Nürnberger SPD will verlorenes Vertrauen zurückgewinnen

17.3.2018, 14:56 Uhr
Etwa 170 Delegierte fanden sich am Samstagvormittag zur Jahreshauptversammlung der SPD Nürnberg im Uhrenhaus der Nürnberger N-Ergie ein.

© Michael Matejka Etwa 170 Delegierte fanden sich am Samstagvormittag zur Jahreshauptversammlung der SPD Nürnberg im Uhrenhaus der Nürnberger N-Ergie ein.

Die SPD will mit einer Runderneuerung Profil und damit auch verlorenes Vertrauen zurückgewinnen.
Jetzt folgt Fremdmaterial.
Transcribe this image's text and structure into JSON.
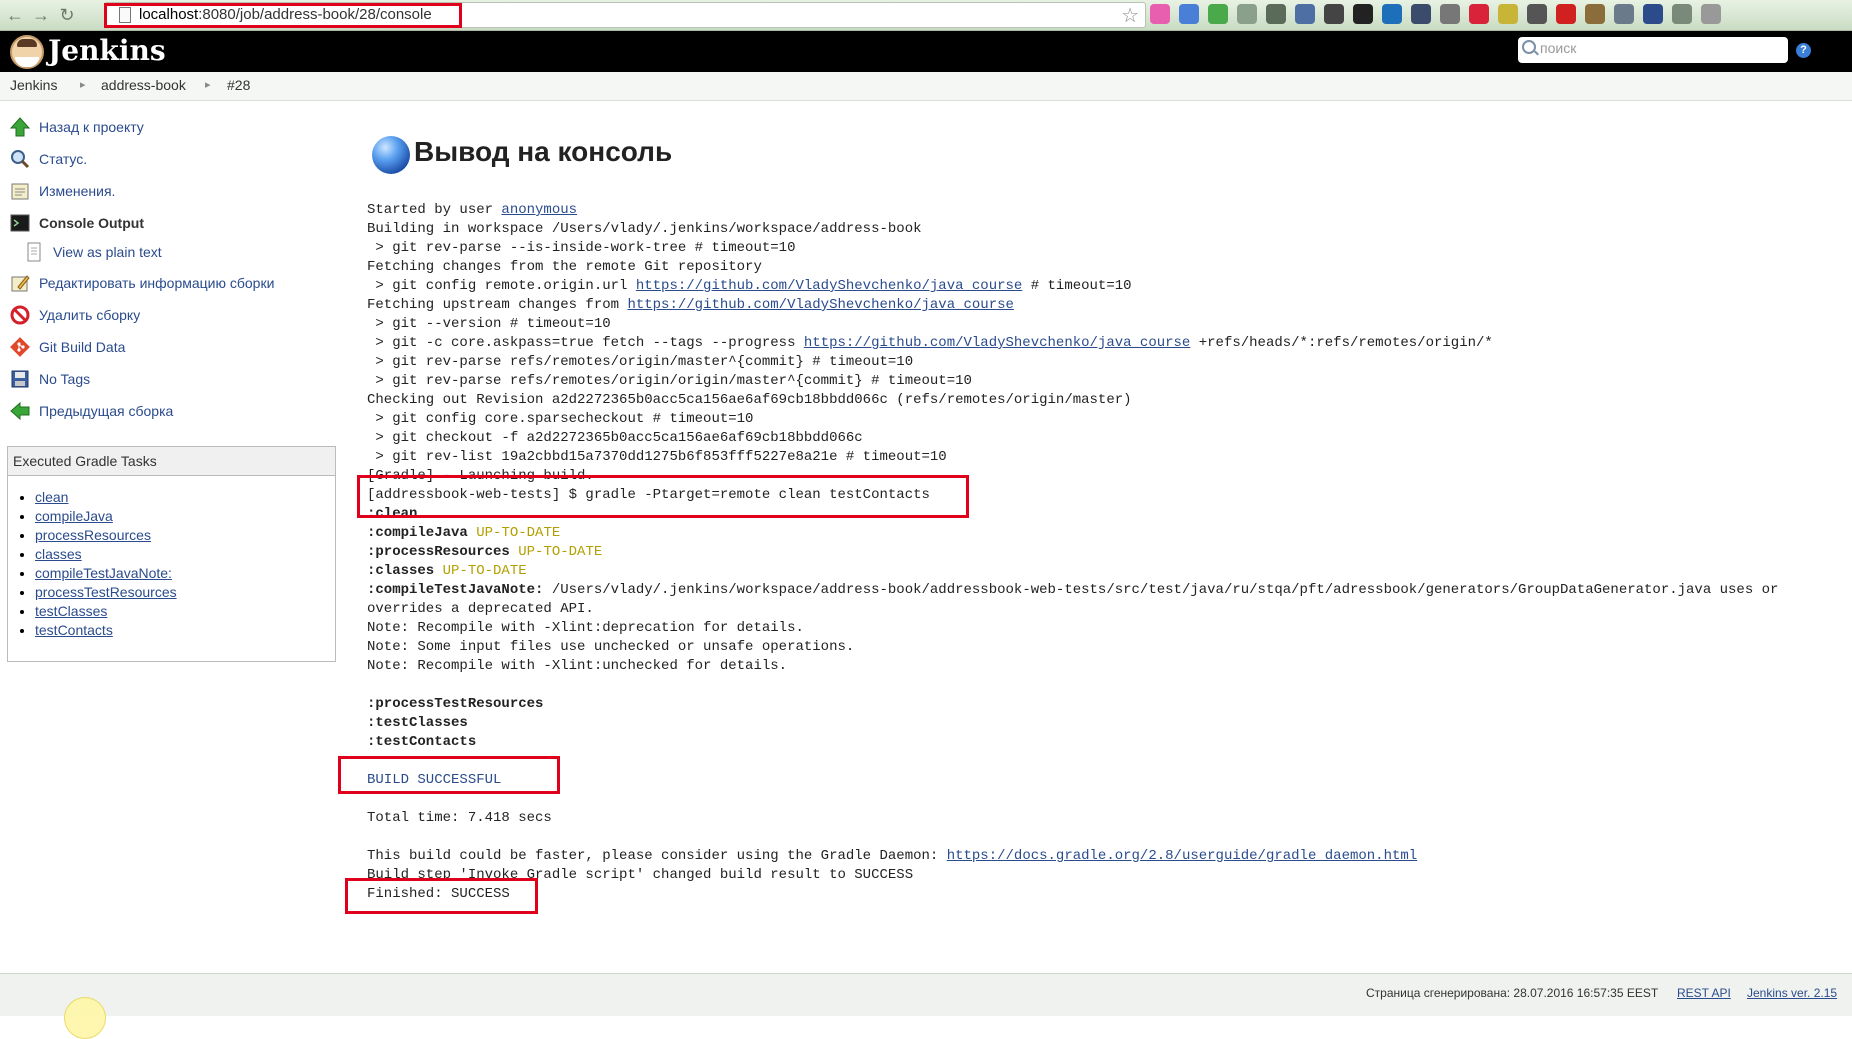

Darauf stimmten Unterbezirkschef Thorsten Brehm und Oberbürgermeister Ulrich Maly die knapp 170 Delegierten aus allen Ortsvereinen bei der Jahreshauptversammlung der Nürnberger Sozialdemokraten ein. Im Uhrenhaus der Nürnberger N-Ergie betonten beide die Notwendigkeit einer gründlichen Analyse und einer gründlichen Diskussion über Inhalte und Kurs der Partei.
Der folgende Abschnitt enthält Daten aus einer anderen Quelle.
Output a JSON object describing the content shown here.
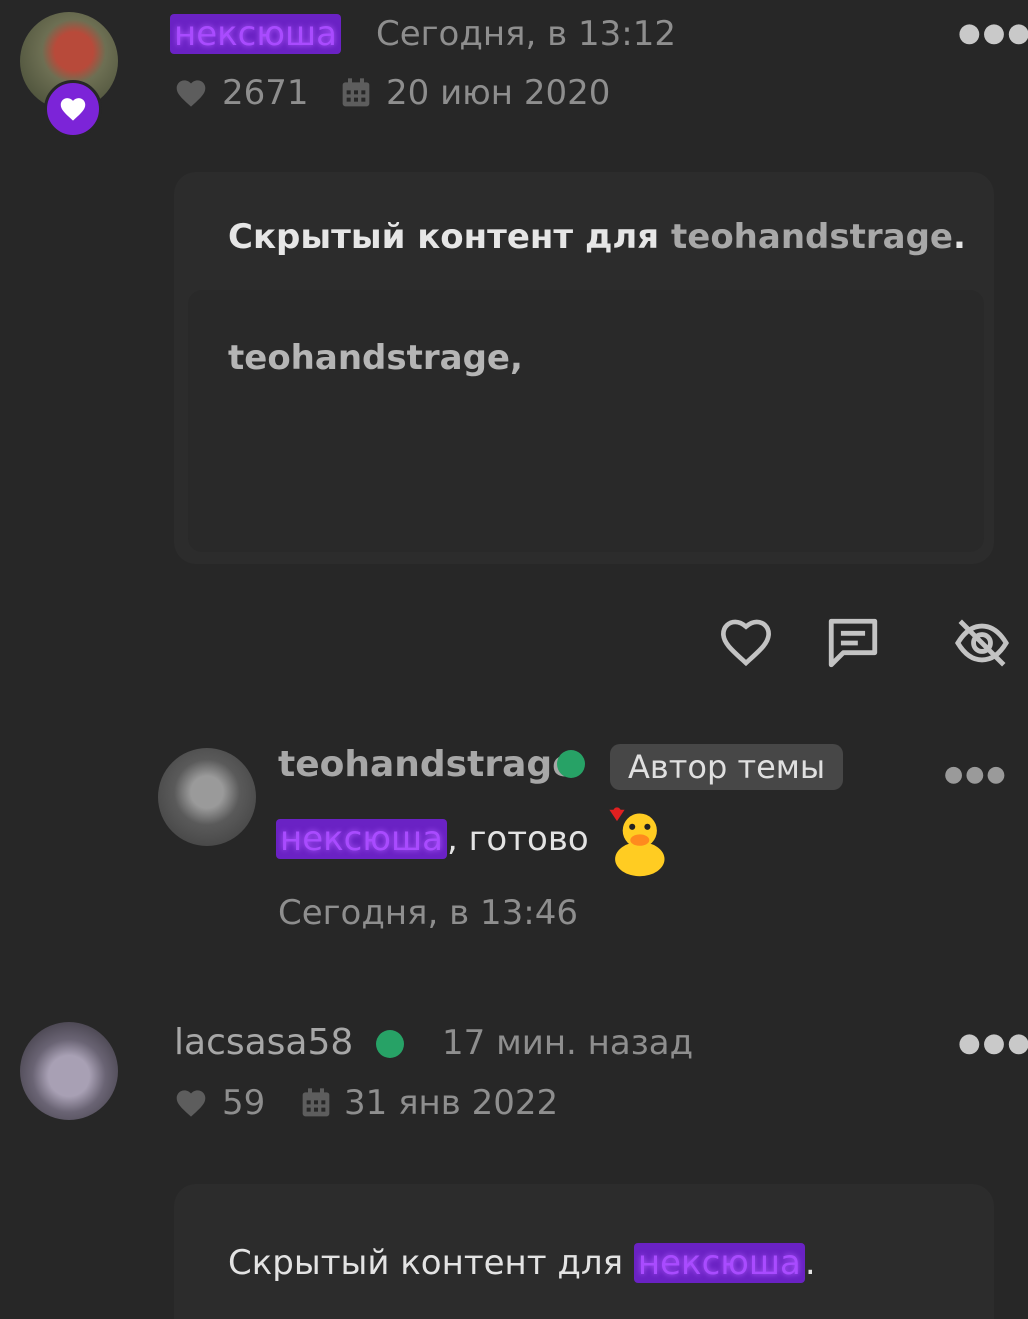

Offenkundig sind die Wunden der schmerzlichen Niederlage bei zurückliegenden Bundestagswahl und des zähen Ringens um eine Koalition noch längst nicht verheilt - und neben der Landtagswahl im Herbst rückt auch die nächste Kommunalwahl 2020 langsam näher. Es gelte, die Grundwerte der Gerechtigkeit, Solidarität und Freiheit müssten in die heutige Zeit neu zu "übersetzen", verlangte Brehm. So müsse der personelle, inhaltliche und strukturelle Erneuerungsprozess wieder den Vorrang einer gerechten Teilhabegesellschaft vor einer neoliberalen Wirtschaftsideologie herausstellen.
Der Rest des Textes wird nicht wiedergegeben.